Vogel accused of foul play on campaign trail
A Virginia state senator has accused fellow Sen. Jill Holtzman Vogel, R-Upperville, of foul play and rumor mongering in the campaign for the Republican nomination for lieutenant governor.
In September, supporters of State Sen. Bryce E. Reeves, R-Spotsylvania, received an email from someone named Martha McDaniel who claimed that Reeves was engaging in an adulterous relationship with a campaign staffer.
Vogel and Reeves are in contention for the GOP nomination for lieutenant governor of Virginia, along with Del. Glenn R. Davis Jr., of Virginia Beach.
Reeves filed a defamation suit against McDaniels in Stafford County Circuit Court. But after he obtained a subpoena for information associated with McDaniel’s Gmail account, records provided by Reeves’ campaign staff traced the account back to Vogel’s IP address, her neighbor’s IP address, and her husband’s cellphone.
According to the records, McDaniel’s Gmail account, email@example.com, was established using the cellphone number of Alex Vogel – Jill Vogel’s husband.
Additionally, after obtaining another subpoena for the IP addresses used to access the email account, records show IP addresses tied to the Vogels’ Upperville home and their neighbor’s home were used.
Pat Trueman, Vogel’s campaign manager, issued a statement denying the accusation.
“We certainly did not send, approve or authorize any anonymous communications,” he said. “We would never condone such tactics, nor would we permit a campaign employee or volunteer to do so on our behalf.”
According to Vogel’s neighbor, Lisa Gable, she and her husband share a high speed internet account with the Vogels to mitigate the cost of high-speed internet, a common cost-sharing method used in rural areas.
Gable said neither she nor her husband were in town at the end of September when the emails were accessed.
According to Sam Azzarelli, Reeves’ campaign communications director, forensics experts who analyzed the evidence have told them it’s unlikely anyone was hacked.
However, she said Reeves is open to working with Vogel to invite a third-party forensics expert in to analyze the Vogels’ electronic devices to determine if they were hacked.

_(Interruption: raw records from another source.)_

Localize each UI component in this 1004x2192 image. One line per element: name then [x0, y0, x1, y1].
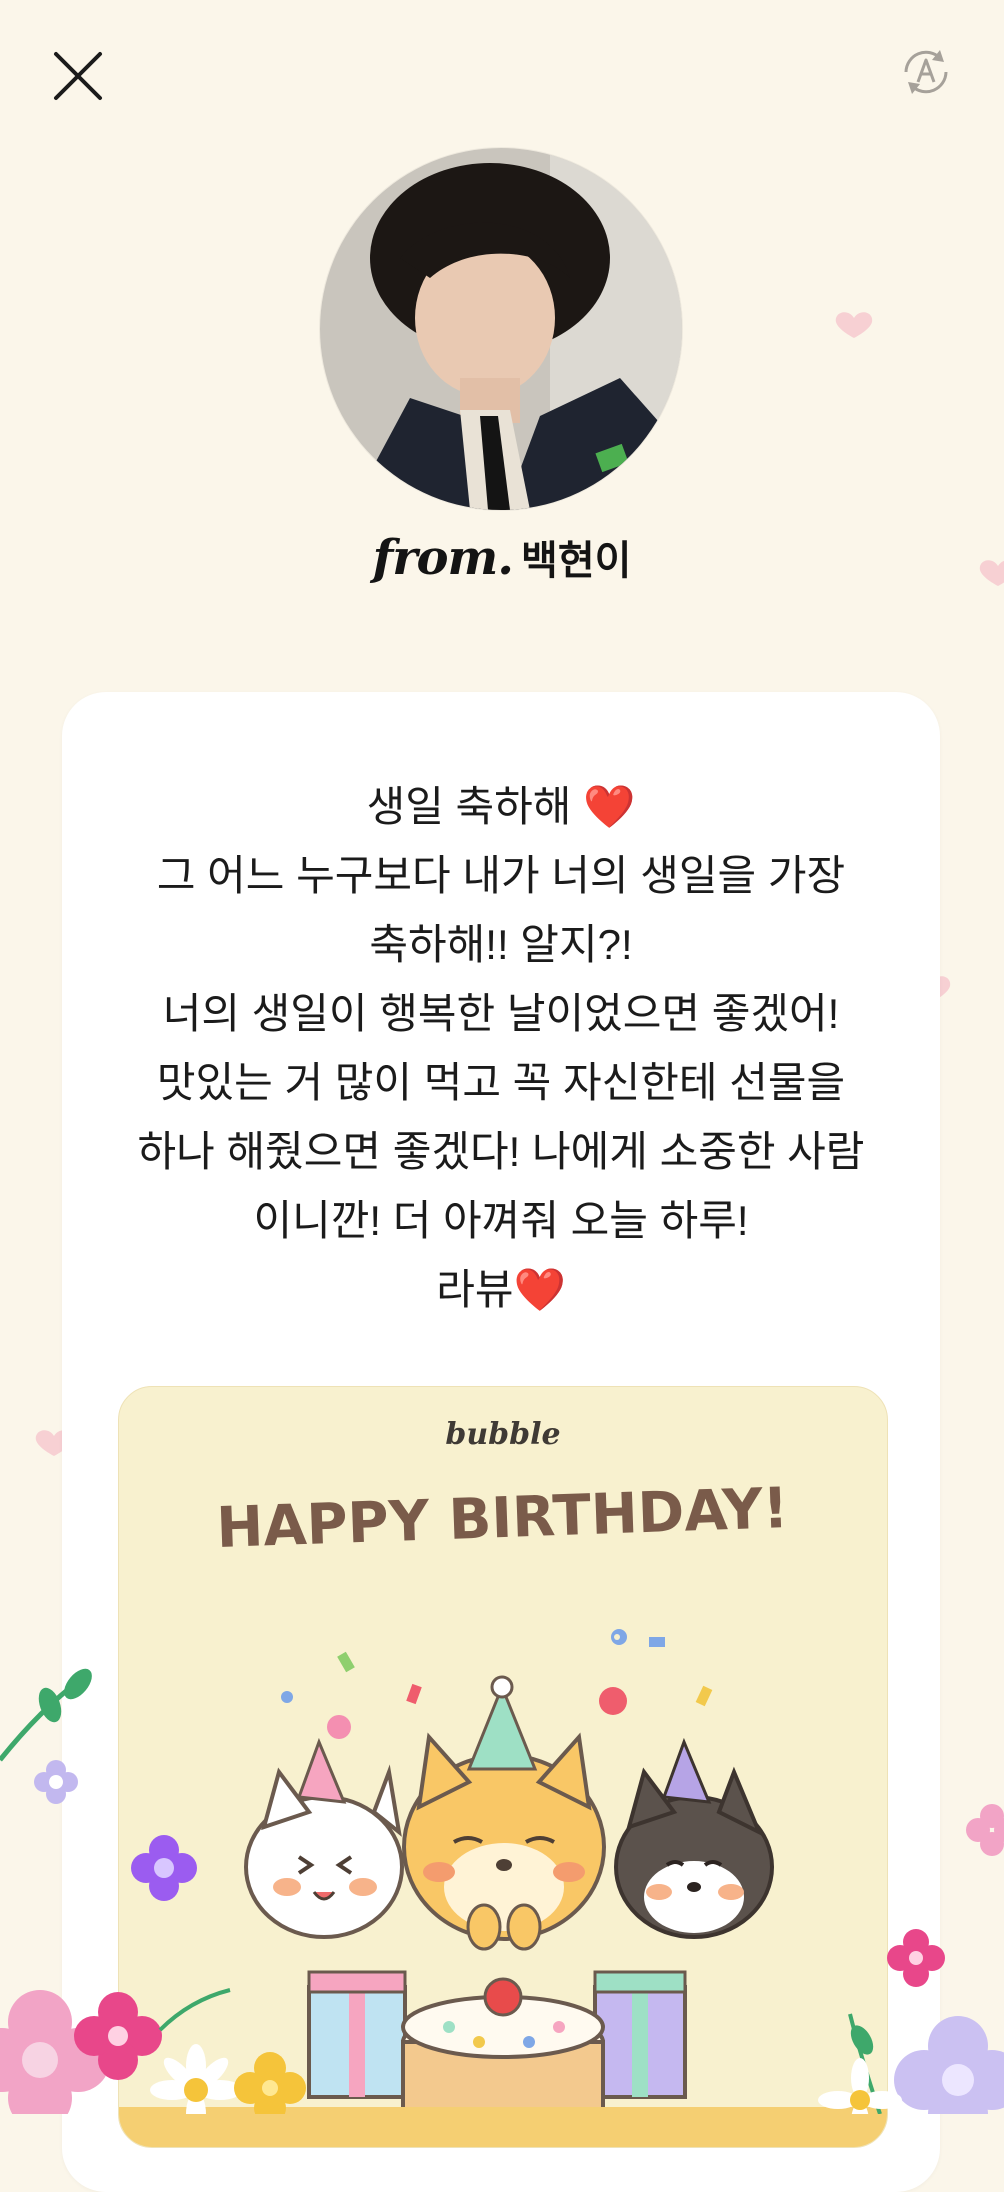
message-line: 맛있는 거 많이 먹고 꼭 자신한테 선물을: [156, 1059, 846, 1106]
close-icon: [54, 52, 102, 100]
heart-decoration: [835, 312, 873, 338]
headline-text: HAPPY BIRTHDAY!: [215, 1476, 789, 1561]
heart-emoji: ❤️: [513, 1266, 566, 1313]
birthday-card-image: bubble HAPPY BIRTHDAY!: [118, 1386, 888, 2148]
message-line: 라뷰❤️: [436, 1266, 566, 1313]
close-button[interactable]: [44, 42, 112, 110]
message-line: 축하해!! 알지?!: [369, 921, 633, 968]
message-line: 생일 축하해 ❤️: [366, 783, 636, 830]
translate-icon: [904, 50, 948, 94]
birthday-illustration: HAPPY BIRTHDAY!: [119, 1476, 887, 2147]
message-line: 너의 생일이 행복한 날이었으면 좋겠어!: [162, 990, 840, 1037]
message-line: 그 어느 누구보다 내가 너의 생일을 가장: [156, 852, 846, 899]
message-text: 생일 축하해 ❤️ 그 어느 누구보다 내가 너의 생일을 가장 축하해!! 알…: [62, 772, 940, 1324]
message-line: 하나 해줬으면 좋겠다! 나에게 소중한 사람: [137, 1128, 865, 1175]
message-line: 이니깐! 더 아껴줘 오늘 하루!: [253, 1197, 749, 1244]
avatar: [320, 148, 682, 510]
sender-line: from. 백현이: [0, 528, 1004, 588]
translate-button[interactable]: [896, 42, 956, 102]
sender-name: 백현이: [521, 538, 632, 584]
flower-icon: [966, 1804, 1004, 1856]
heart-emoji: ❤️: [583, 783, 636, 830]
from-label: from.: [372, 530, 514, 586]
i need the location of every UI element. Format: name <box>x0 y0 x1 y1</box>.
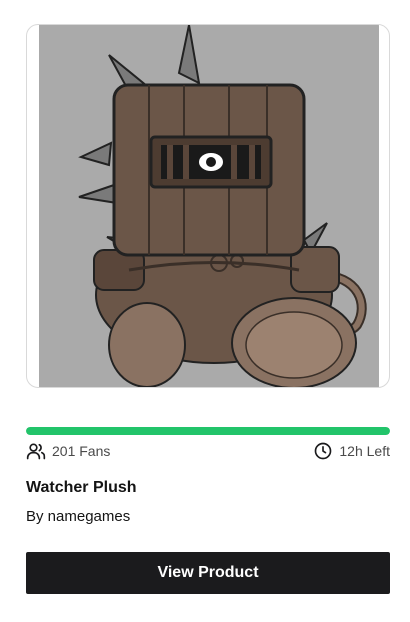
fans-count: 201 Fans <box>26 441 110 461</box>
clock-icon <box>315 442 332 460</box>
view-product-button[interactable]: View Product <box>26 552 390 594</box>
product-stats: 201 Fans 12h Left <box>26 441 390 461</box>
funding-progress-bar <box>26 427 390 435</box>
product-creator: By namegames <box>26 508 131 525</box>
product-card: 201 Fans 12h Left Watcher Plush By nameg… <box>0 0 410 622</box>
watcher-plush-illustration <box>39 25 379 387</box>
product-image[interactable] <box>26 24 390 388</box>
users-icon <box>26 443 46 460</box>
fans-label: 201 Fans <box>52 443 111 459</box>
product-title[interactable]: Watcher Plush <box>26 479 137 497</box>
time-left: 12h Left <box>313 441 390 461</box>
time-left-label: 12h Left <box>339 443 390 459</box>
funding-progress-fill <box>26 427 390 435</box>
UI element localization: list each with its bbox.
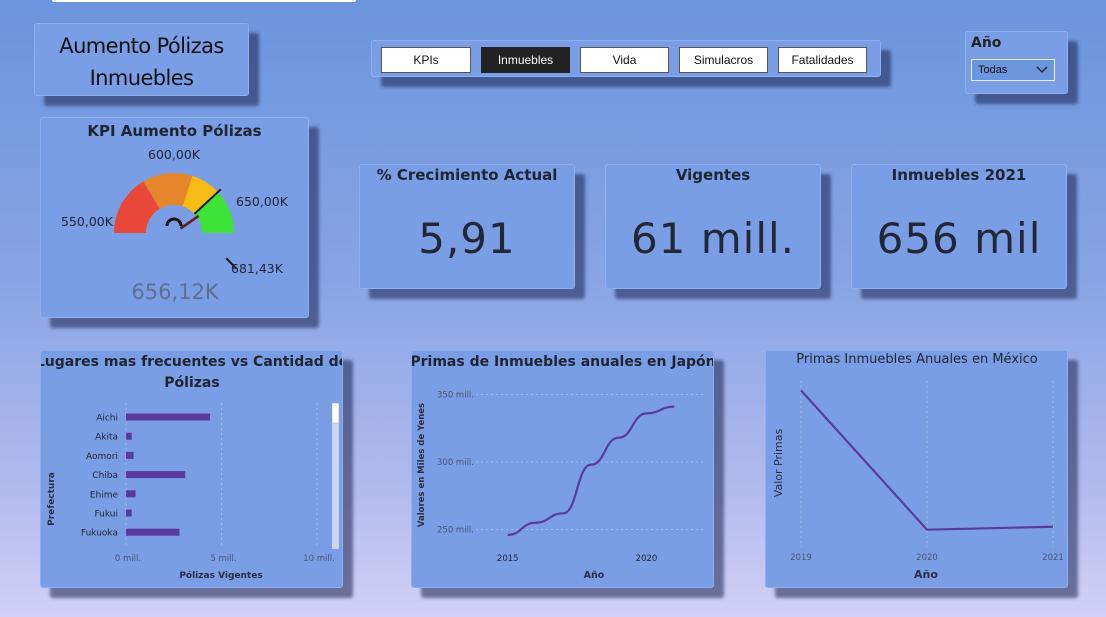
japan-line-chart-card: Primas de Inmuebles anuales en Japón Val… (410, 350, 716, 588)
page-title: Aumento Pólizas Inmuebles (59, 34, 224, 90)
gauge-title: KPI Aumento Pólizas (87, 122, 262, 140)
bar-category-label: Akita (95, 433, 118, 443)
scrollbar-track[interactable] (332, 403, 339, 549)
year-select[interactable]: Todas (971, 59, 1055, 81)
bar-chart-grid: 0 mill. 5 mill. 10 mill. (115, 403, 335, 564)
bar-chart-title-line2: Pólizas (164, 375, 219, 391)
kpi-card-vigentes: Vigentes 61 mill. (605, 164, 821, 289)
bar-category-label: Ehime (90, 490, 119, 500)
mexico-chart-xlabel: Año (914, 568, 938, 581)
year-select-value: Todas (978, 64, 1008, 76)
title-card: Aumento Pólizas Inmuebles (34, 23, 249, 96)
bar-x-tick-label: 10 mill. (303, 554, 335, 564)
nav-button-kpis[interactable]: KPIs (381, 47, 471, 73)
mexico-chart-ylabel: Valor Primas (772, 429, 785, 498)
mx-x-tick-label: 2020 (916, 553, 938, 563)
bar-ehime[interactable] (126, 490, 136, 498)
bar-akita[interactable] (126, 432, 132, 440)
bar-x-tick-label: 0 mill. (115, 554, 141, 564)
scrollbar-thumb[interactable] (331, 402, 340, 424)
bar-chiba[interactable] (126, 471, 186, 479)
japan-chart-ylabel: Valores en Miles de Yenes (417, 403, 427, 527)
kpi-value: 61 mill. (630, 214, 796, 263)
bar-category-label: Aomori (86, 452, 118, 462)
japan-series-line (507, 405, 675, 536)
chevron-down-icon (1036, 66, 1048, 73)
bar-chart-card: Lugares mas frecuentes vs Cantidad de Pó… (36, 350, 348, 588)
kpi-title: Vigentes (675, 166, 751, 184)
gauge-chart: 600,00K 550,00K 650,00K 681,43K 656,12K (61, 147, 289, 304)
gauge-needle (179, 214, 200, 230)
bar-chart-bars: Aichi Akita Aomori Chiba Ehime Fukui Fukuoka (81, 413, 211, 539)
bar-category-label: Fukuoka (81, 529, 118, 539)
bar-aomori[interactable] (126, 451, 134, 459)
bar-category-label: Aichi (96, 414, 118, 424)
gauge-label-target: 650,00K (236, 194, 289, 209)
kpi-value: 656 mil (876, 214, 1042, 263)
japan-line-chart: Primas de Inmuebles anuales en Japón Val… (410, 354, 715, 581)
kpi-value: 5,91 (418, 214, 516, 263)
bar-fukui[interactable] (126, 509, 132, 517)
kpi-card-crecimiento: % Crecimiento Actual 5,91 (359, 164, 575, 289)
gauge-value-label: 656,12K (131, 280, 219, 304)
gauge-label-max: 681,43K (231, 261, 284, 276)
bar-aichi[interactable] (126, 413, 211, 421)
kpi-title: Inmuebles 2021 (891, 166, 1027, 184)
nav-bar: KPIs Inmuebles Vida Simulacros Fatalidad… (371, 40, 881, 77)
mx-x-tick-label: 2021 (1042, 553, 1064, 563)
japan-chart-axes: 250 mill. 300 mill. 350 mill. 2015 2020 (437, 391, 704, 564)
jp-x-tick-label: 2020 (636, 554, 658, 564)
bar-chart: Lugares mas frecuentes vs Cantidad de Pó… (36, 354, 348, 581)
bar-chart-ylabel: Prefectura (47, 472, 57, 526)
jp-x-tick-label: 2015 (497, 554, 519, 564)
mexico-chart-title: Primas Inmuebles Anuales en México (796, 352, 1038, 367)
mx-x-tick-label: 2019 (790, 553, 812, 563)
gauge-label-min: 550,00K (61, 214, 114, 229)
year-filter-label: Año (971, 35, 1002, 51)
japan-chart-title: Primas de Inmuebles anuales en Japón (412, 354, 713, 370)
mexico-line-chart: Primas Inmuebles Anuales en México Valor… (772, 352, 1064, 581)
bar-fukuoka[interactable] (126, 528, 180, 536)
gauge-label-mid: 600,00K (148, 147, 201, 162)
top-strip (52, 0, 356, 2)
nav-button-fatalidades[interactable]: Fatalidades (778, 47, 867, 73)
japan-chart-xlabel: Año (584, 570, 605, 581)
bar-category-label: Chiba (92, 471, 118, 481)
kpi-card-inmuebles-2021: Inmuebles 2021 656 mil (851, 164, 1067, 289)
jp-y-tick-label: 250 mill. (437, 526, 474, 536)
nav-button-inmuebles[interactable]: Inmuebles (481, 47, 570, 73)
bar-x-tick-label: 5 mill. (210, 554, 236, 564)
gauge-hub-icon (165, 217, 183, 227)
bar-chart-xlabel: Pólizas Vigentes (179, 570, 262, 581)
bar-chart-title-line1: Lugares mas frecuentes vs Cantidad de (41, 354, 342, 370)
year-filter-card: Año Todas (965, 31, 1068, 94)
mexico-chart-axes: 2019 2020 2021 (790, 381, 1064, 563)
jp-y-tick-label: 300 mill. (437, 458, 474, 468)
jp-y-tick-label: 350 mill. (437, 391, 474, 401)
gauge-card: KPI Aumento Pólizas 600,00K 550,00K 650,… (40, 117, 309, 318)
bar-category-label: Fukui (94, 510, 118, 520)
nav-button-vida[interactable]: Vida (580, 47, 669, 73)
kpi-title: % Crecimiento Actual (376, 166, 558, 184)
mexico-line-chart-card: Primas Inmuebles Anuales en México Valor… (765, 350, 1068, 588)
nav-button-simulacros[interactable]: Simulacros (679, 47, 768, 73)
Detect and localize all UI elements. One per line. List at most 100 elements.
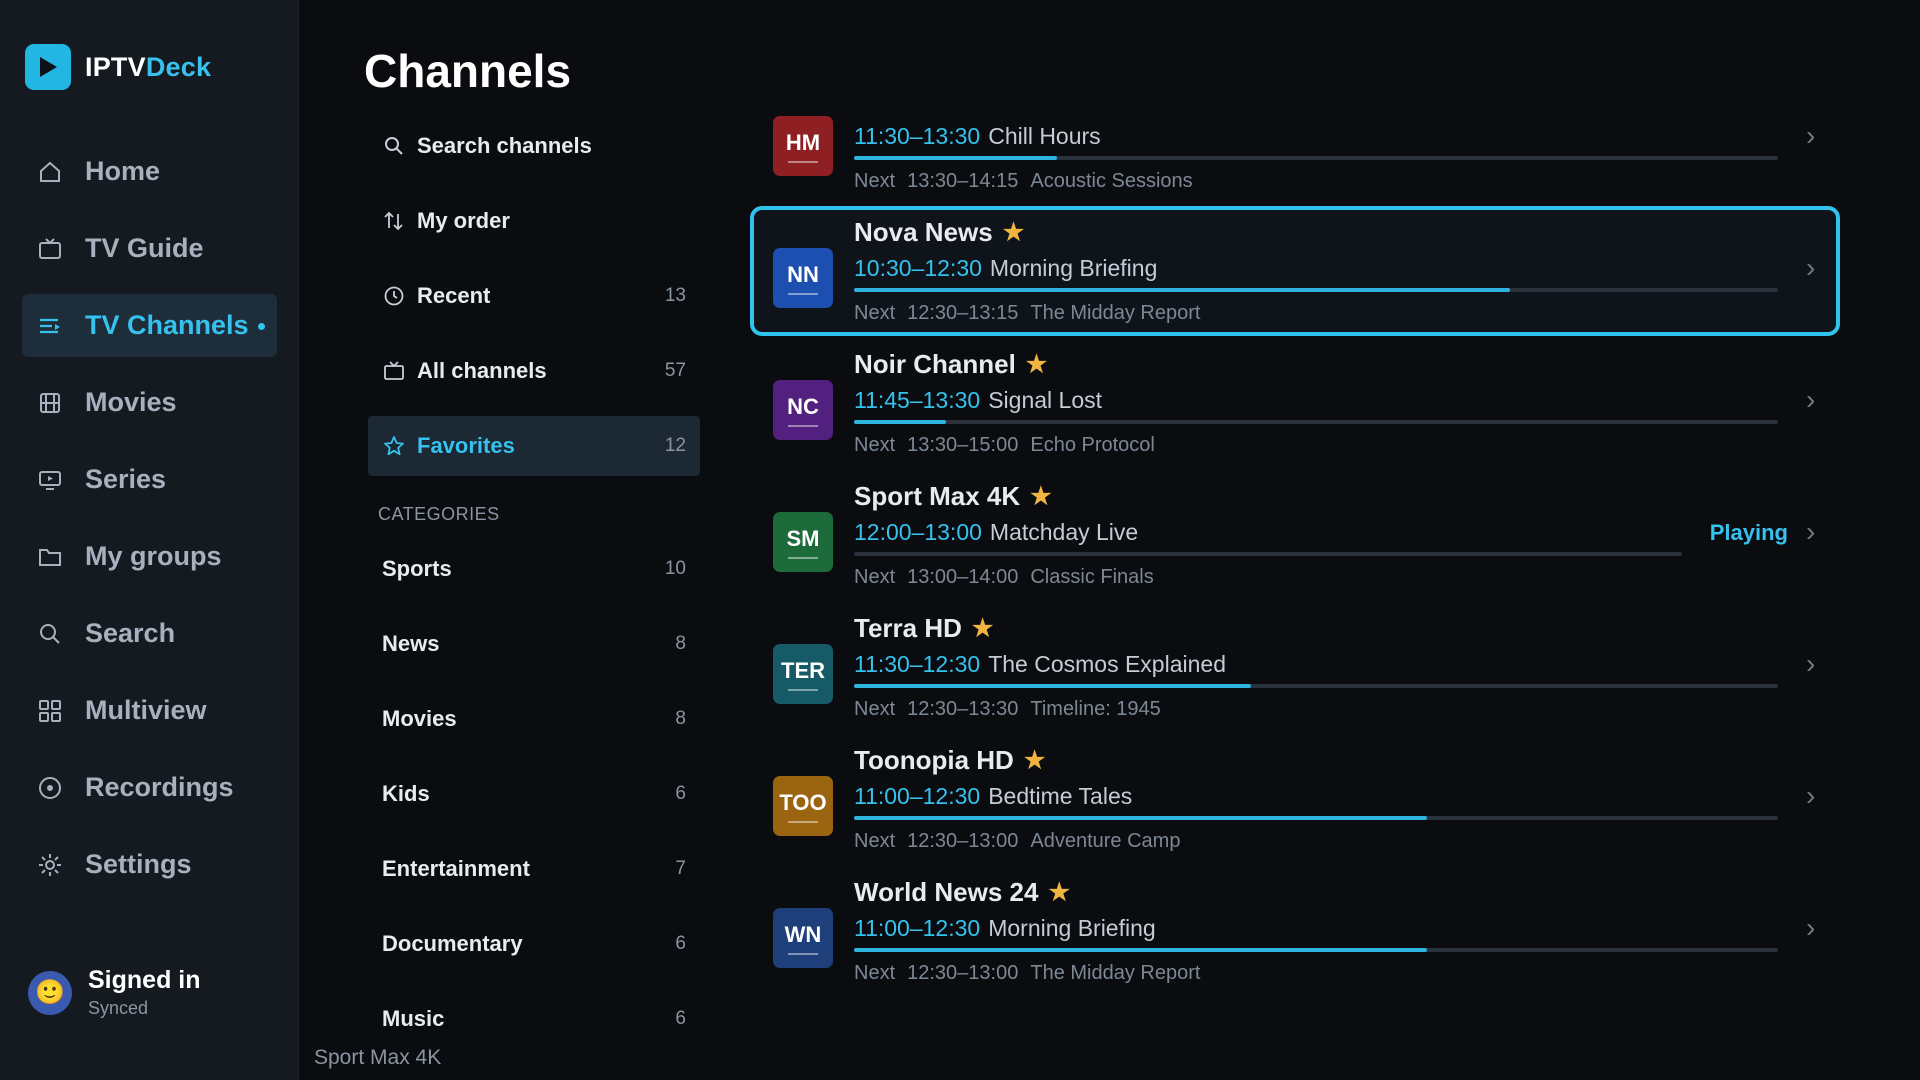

However, she is skeptical anything will come of it.
“All the evidence points in one direction,” Azzarelli said. “If the Vogels are willing to go through a mutually agreed upon third party to have their phones, computers, and electronic devices tested to determine if, and who, might have hacked into their cell phone, and multiple IP addresses, we will help fund it to find out if they were truly hacked.”
Vogel could not be reached for comment on whether or not she’s open to such an agreeement.
Along with serving in the legislature, Holtzman works as an attorney in Virginia and is a managing partner at her firm, which specializes in charity and nonprofit organizations, election law and ethics, according to her website.